How Soon is Too Soon to Sleep Together?
by Kat Richter

Lego guy in towel getting ready for sex

Your pulse is racing. It's been an amazing date, your first kiss was nothing short of spectacular and now you're wondering if you should invite your crush back to your place for a night cap. Except in this case, you're not really interested in another drink: you're interested in her, and if the way she's been fingering her hair all evening is any indication, she's interested in you too.

Sex, like kissing, may seem like the perfect capstone to your first (or even second or third date) but before you hop into bed, there are a few things you need to consider. We're not going to lecture you like they did in high school but sex does complicates things. It means different things to different people so even if you view sex as an indication of further commitment your date might not. There is no single correct answer to "How long should you wait?" we recommend that you consider the following.

Do You Want a Relationship?

If you're interested in your date, then don't sleep with them. At least not right away. It sounds counterintuitive but trust us: the longer you wait, the more your date will come to respect you. (Unless of course they have the sex drive of a seventeen year old on prom night, in which case you probably don't want them anyway.)

Sex is an important component of nearly every romantic relationship but it's not the only component. Take the time to get to know your date before you move forward. You'll both be better off for it and chances are the sex will better too.

Of course, if neither of you are interested in pursuing a relationship beyond tomorrow's inevitable walk of shame, go for it. We're not going to tell you not to, just bear in mind that a one night stand does not a relationship make. In other words if you're hoping turn a friends-with-benefits situation into an official relationship, having sex is not the best way to get there.   

Set Your Own Standards

There's a lot of debate around the issue of when to have sex. Some people say you should wait until you're married or engaged, while others say you're crazy to marry someone without first having had sex. In between those two extremes you've got books like The Rules by Ellen Fein and Sherrie Schneider that advise women to play hard to get, while Act Like a Lady, Think Like a Man by Steve Harvey urges women to wait 90 days.

While there's no magic number (for some people 90 minutes is long enough, while for other 90 weeks wouldn't be sufficient) we recommend that you set your own standards based on your personal values and what you're hoping to find in a relationship.

If you want love and commitment, then wait for love and commitment.

If you want exclusivity, then let your date know that you both need to stop seeing other people before you start sleeping together.

If you simply want to enjoy yourself, discuss this with your date to make sure that you're both on the same page, then have at it.

Three Dates?

I once read an article that said most men assume a woman is disinterested if she hasn't slept with him by the third date. I thought this was total BS but then I met a man on Match.com who worked in finance and seemed like the perfect gentleman.

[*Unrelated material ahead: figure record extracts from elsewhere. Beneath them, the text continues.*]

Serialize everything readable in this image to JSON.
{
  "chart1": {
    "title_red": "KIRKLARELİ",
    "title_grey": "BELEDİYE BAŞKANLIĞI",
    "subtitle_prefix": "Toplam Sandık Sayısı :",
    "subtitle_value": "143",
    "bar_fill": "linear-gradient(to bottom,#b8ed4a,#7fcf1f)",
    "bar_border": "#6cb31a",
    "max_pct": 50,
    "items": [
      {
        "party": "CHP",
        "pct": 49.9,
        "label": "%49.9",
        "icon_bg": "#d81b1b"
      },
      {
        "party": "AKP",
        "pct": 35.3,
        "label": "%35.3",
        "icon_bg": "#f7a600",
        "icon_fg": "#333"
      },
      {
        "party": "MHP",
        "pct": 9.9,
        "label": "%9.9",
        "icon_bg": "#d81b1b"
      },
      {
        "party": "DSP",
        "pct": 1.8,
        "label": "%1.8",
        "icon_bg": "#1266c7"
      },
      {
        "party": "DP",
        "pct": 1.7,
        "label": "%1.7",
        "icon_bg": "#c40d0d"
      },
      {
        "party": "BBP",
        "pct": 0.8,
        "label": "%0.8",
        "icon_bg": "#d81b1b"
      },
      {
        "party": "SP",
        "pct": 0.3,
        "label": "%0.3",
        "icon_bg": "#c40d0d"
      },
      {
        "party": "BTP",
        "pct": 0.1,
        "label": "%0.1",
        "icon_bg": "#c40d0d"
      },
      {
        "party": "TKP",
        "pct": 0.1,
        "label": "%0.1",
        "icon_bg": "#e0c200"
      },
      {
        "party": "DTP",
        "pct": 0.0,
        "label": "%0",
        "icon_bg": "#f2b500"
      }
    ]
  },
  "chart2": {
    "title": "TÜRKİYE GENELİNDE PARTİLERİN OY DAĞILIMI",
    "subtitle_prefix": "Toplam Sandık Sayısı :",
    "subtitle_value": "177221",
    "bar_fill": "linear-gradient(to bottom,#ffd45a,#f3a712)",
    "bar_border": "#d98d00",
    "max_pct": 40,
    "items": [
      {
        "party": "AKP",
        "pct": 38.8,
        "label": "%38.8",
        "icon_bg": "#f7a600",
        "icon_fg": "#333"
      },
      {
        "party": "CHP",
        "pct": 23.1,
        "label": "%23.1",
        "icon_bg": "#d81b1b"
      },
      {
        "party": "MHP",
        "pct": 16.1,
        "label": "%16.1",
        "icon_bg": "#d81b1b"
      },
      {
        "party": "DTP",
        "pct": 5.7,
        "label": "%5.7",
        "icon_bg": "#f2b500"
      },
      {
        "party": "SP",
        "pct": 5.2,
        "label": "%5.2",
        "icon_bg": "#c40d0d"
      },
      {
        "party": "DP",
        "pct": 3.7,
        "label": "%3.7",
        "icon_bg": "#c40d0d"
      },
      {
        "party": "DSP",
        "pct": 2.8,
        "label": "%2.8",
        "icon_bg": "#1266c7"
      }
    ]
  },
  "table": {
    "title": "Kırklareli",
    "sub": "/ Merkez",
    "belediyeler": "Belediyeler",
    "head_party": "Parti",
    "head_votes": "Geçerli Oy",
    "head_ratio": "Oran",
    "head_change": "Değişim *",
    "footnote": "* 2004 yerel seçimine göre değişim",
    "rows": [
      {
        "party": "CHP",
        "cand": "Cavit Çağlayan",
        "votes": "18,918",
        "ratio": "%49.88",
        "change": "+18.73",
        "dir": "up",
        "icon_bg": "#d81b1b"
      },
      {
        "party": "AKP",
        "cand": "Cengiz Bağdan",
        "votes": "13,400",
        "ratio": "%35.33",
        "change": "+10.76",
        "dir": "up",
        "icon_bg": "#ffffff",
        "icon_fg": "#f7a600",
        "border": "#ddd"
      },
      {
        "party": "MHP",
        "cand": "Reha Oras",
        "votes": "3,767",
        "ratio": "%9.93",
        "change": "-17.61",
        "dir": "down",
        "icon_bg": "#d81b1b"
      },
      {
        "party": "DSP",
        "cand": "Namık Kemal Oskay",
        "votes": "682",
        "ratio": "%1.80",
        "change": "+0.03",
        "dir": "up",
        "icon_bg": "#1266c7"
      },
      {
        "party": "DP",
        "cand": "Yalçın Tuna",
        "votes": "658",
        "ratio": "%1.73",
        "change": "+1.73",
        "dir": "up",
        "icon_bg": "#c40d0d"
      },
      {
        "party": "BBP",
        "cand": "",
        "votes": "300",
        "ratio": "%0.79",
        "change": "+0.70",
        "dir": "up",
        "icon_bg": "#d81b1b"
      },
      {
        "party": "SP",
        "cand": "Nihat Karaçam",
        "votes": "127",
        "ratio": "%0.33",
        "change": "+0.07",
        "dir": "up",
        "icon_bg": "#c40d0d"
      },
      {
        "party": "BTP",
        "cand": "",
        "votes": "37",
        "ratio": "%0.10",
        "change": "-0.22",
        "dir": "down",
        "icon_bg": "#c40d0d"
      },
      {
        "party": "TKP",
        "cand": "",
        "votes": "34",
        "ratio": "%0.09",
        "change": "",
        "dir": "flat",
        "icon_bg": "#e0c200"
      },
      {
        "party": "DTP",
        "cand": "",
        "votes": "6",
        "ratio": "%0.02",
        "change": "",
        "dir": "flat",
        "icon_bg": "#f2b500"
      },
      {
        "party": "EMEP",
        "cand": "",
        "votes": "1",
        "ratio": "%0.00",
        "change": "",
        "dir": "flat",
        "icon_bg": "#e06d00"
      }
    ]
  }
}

He pulled out all the stops for our third date: we're talking an expensive Japanese restaurant, a gorgeous bouquet of flowers and two tickets to a modern dance concert without even the slightest hint on my part. I thought he was just being nice but when we went back to his apartment after the show and I saw that he'd also purchased a scented candle at the flower shop earlier that day, I realized I was being naive. He subscribed to the third date rule. And he wasn't all that thrilled to learn that I did not.

Fortunately, not all men do, and not all women do either. So don't assume that your date's not interested simply because he or she hasn't slept with you yet. It could be that they have a more traditional attitude towards pre-marital sex, or maybe they're just getting back into the game after a long and painful break up. Either way, they're just not ready, but this doesn't mean that they never will be.

Take Your Time

Keep in mind there's nothing saying you have to start sleeping together right away. I was quite the prude in high school (and college, and grad school come to think of it) but I was never single for very long. Sure, some men (and some women) simply won't want to wait, and that's their prerogative, but intimacy requires a lot of trust and respect. If you find someone who is willing to wait until you both feel comfortable, trust and respect won't be a problem.

The Fine Print

If you and your date decide that you're ready to take your relationship to the next level, take the time to have a frank (and sober) discussion with them about your sexual health. Do you both practice safe sex? Have you been tested for STDs recently?

And If you're not interested in getting pregnant (which we're assuming you're not at this point), be sure to talk about this before you make your way to the bedroom. Nothing kills the mood like a major disagreement about birth control.

Homework

  • Before you decide to do the deed, take some time to consider what you want and initiate a conversation with your date about his or her desires as well. If you're not on the same page, keep talking until you are.
  • If you're not sure whether or not you're ready to have sex, consider a few options (a set period of time? A specific level of commitment?) and set some standards for yourself.
  • Explore the alternatives. If your date isn't ready for sex, consider a massage, a romantic bubble bath or even some light bondage to get the ball rolling.